Statues pepper the property. There are the expected characters—Coach K, Michael Johnson, and Steve Prefontaine—but there’s also the more abstract like Nolan Ryan or the unexpected “Nike Girl,” a couple on a bench, or even two children playing on the shore of Lake Nike. And if statues aren’t your thing, get a cultural lesson with a visit to the on-site Nissho Iwai Gardens, honoring the Japanese trading company that helped Knight start Nike.
It being Nike Worldwide Headquarters, though, means some of the most impressive things on campus come in the form of sporting facilities. So it isn’t shocking the campus now boasts three fitness centers. The original, The Bo, named after Bo Jackson, has plenty in the way of weight rooms, cross-training, yoga, racquetball, and squash on three floors, as employees and athletes test product and work out. But the most fun comes on the upper floor, where a glass-encased basketball court welcomes the Oregon sunshine and NBA teams desiring a workout ahead of games against the Blazers. Nike employees sign up for lunchtime leagues, but have to give way when the likes of Kevin Durant stop in—as has happened—to shoot around.
The Sports Performance Center, opened in 2001 at 75,000 square feet (it was once named after Lance Armstrong), includes a glass-encased, Olympic-size swimming pool.
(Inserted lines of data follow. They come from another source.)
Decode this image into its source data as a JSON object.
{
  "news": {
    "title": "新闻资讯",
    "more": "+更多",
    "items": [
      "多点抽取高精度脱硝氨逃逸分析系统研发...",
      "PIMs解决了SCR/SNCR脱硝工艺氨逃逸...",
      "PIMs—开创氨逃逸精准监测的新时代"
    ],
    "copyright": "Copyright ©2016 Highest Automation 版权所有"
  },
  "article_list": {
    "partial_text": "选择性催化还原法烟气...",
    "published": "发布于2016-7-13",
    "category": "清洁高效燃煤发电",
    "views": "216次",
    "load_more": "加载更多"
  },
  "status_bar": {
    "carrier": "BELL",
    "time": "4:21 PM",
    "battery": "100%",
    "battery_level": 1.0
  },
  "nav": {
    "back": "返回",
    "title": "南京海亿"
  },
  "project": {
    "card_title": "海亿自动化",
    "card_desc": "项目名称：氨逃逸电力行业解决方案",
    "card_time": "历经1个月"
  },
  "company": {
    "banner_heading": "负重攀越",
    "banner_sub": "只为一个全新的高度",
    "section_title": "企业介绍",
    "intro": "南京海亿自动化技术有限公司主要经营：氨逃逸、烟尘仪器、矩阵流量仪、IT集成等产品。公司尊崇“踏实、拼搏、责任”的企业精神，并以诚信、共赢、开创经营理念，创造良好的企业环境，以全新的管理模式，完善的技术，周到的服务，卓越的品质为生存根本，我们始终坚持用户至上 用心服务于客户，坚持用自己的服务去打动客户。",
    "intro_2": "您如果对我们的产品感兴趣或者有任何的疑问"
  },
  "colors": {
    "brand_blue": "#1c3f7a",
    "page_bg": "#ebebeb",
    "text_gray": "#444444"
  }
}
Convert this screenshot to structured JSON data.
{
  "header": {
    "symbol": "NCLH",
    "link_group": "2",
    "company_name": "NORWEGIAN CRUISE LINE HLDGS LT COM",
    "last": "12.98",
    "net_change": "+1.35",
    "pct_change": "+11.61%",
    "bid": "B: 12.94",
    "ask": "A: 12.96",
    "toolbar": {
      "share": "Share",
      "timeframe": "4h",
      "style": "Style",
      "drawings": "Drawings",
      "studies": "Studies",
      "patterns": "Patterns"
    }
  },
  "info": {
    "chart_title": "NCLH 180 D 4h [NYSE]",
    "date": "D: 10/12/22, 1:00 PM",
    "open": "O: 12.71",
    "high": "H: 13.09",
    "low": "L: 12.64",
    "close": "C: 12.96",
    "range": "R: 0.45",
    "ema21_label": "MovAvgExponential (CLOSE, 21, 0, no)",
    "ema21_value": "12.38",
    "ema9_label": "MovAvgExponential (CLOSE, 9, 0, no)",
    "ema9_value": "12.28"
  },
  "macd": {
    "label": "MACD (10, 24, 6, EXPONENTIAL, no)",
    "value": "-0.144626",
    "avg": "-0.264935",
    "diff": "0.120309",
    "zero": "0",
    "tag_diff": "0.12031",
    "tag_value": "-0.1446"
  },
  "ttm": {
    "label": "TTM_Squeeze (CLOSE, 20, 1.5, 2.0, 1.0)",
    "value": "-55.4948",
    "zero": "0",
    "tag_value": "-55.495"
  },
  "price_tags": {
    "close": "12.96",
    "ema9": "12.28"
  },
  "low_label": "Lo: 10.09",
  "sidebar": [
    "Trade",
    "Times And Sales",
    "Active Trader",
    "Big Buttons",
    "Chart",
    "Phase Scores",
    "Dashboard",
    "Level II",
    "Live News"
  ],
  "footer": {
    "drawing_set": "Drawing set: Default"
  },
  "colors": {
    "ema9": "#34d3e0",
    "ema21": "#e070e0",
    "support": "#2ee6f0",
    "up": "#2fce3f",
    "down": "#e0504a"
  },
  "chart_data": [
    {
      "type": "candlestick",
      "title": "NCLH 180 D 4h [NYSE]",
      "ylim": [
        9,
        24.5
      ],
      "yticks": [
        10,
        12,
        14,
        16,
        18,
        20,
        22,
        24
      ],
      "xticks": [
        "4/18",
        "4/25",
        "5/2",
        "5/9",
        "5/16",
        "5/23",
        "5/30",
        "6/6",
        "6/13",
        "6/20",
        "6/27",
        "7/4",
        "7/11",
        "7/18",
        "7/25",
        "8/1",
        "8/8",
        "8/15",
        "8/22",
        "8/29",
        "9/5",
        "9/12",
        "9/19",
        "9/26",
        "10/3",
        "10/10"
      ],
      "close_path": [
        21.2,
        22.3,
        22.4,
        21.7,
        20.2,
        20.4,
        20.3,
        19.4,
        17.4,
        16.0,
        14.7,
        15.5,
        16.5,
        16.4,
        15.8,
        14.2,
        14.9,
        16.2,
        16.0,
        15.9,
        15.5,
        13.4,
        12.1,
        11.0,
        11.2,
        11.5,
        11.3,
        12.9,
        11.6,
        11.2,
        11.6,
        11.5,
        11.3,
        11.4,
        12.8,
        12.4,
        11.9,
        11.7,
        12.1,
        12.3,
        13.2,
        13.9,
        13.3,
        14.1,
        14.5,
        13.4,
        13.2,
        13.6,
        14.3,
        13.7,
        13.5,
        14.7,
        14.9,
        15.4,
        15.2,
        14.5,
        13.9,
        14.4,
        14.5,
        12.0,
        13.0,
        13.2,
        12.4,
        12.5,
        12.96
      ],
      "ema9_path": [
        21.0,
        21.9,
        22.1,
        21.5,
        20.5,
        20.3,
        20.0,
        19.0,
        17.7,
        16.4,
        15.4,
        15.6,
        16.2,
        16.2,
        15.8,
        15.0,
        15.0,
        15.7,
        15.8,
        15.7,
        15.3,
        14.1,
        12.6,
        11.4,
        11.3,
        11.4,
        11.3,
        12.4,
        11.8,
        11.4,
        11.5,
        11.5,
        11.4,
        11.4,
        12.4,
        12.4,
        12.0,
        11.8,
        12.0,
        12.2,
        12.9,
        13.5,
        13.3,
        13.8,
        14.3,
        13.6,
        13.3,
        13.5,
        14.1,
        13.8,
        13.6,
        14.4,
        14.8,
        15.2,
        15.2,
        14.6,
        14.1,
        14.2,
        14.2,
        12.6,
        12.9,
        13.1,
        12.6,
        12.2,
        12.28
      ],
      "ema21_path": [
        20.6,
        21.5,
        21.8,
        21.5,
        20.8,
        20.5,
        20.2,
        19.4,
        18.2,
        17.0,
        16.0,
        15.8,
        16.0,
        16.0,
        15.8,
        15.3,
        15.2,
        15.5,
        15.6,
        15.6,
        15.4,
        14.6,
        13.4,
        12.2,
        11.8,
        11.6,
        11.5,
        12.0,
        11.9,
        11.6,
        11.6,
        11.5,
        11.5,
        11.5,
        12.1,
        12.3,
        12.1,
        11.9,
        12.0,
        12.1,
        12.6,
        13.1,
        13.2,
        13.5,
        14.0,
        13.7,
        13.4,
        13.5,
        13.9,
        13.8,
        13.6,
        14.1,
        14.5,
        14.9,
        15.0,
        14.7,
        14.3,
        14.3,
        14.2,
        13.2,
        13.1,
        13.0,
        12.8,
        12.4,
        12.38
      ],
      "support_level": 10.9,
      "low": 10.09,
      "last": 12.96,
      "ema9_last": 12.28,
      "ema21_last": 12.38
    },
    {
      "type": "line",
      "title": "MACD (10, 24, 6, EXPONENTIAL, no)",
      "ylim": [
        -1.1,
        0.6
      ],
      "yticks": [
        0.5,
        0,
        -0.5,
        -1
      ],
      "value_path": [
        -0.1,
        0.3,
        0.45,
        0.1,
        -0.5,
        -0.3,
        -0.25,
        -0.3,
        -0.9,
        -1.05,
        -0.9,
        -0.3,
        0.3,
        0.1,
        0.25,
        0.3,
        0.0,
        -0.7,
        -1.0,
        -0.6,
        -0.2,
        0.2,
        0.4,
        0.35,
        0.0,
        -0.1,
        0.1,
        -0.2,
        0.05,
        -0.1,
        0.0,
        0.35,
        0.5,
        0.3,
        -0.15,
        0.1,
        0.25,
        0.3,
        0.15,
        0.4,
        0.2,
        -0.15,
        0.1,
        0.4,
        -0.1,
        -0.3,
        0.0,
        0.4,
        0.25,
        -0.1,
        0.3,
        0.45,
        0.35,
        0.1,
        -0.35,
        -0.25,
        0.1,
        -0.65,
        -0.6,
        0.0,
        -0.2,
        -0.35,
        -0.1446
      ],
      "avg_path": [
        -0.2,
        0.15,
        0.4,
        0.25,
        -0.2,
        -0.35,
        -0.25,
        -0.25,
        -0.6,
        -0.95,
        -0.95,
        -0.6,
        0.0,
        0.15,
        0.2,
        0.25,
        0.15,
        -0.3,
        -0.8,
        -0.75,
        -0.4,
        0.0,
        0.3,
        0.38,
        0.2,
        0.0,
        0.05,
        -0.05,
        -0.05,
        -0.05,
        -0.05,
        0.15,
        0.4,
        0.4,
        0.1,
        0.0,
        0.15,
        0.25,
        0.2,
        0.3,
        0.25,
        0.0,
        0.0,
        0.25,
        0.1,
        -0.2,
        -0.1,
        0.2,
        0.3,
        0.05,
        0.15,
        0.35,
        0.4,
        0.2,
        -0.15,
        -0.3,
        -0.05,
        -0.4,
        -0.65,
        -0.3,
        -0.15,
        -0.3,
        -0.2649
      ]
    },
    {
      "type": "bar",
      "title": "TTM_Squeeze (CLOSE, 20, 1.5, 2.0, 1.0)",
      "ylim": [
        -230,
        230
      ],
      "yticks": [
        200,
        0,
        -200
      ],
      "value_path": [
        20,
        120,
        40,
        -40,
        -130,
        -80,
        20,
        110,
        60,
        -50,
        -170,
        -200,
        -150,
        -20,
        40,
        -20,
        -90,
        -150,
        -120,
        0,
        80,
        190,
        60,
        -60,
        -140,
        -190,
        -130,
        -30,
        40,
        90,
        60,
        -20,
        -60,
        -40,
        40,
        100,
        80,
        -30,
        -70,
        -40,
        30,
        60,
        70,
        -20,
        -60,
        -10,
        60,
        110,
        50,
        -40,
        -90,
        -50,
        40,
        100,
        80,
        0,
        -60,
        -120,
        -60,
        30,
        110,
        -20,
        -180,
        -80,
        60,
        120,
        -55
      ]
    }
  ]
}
The two-story center’s 30-foot-high glass window walls also hold weight rooms, workout studios, a spin room, and a rock-climbing wall.
The Coach K facility trumps them both, though, especially with that specially designed basketball court on the third floor.
Exploring outside—whether you brought your umbrella or not—comes in many forms. A 1.3-mile trail loop inside campus includes four footbridges, and a 1.9-mile loop reaches outside campus. The best area for stretching those legs, though, come near that MAX stop, where the Michael Johnson track nestles into the landscape. A five-lane, 400-meter track made from 50,000 recycled athletic shoes lets the red of the surface play against the greens and browns of the environment.
With so many aspects to the university-like campus—often closed off at key points with security—it allows both employees and riff-raff like me to enjoy the odes to sports sprinkled about. The Nike Worldwide Headquarters serves as a workplace environment with the hustle of folks going about their jobs, but the campus is one with grand gestures, intriguing history, and a setting that gives it a unique character. For many lovers of sport and the gear tied to it, Nike is significant. A visit to the campus connects gear creation with experience. Or, at the very least, we can take in a bite of history at the Boston Deli.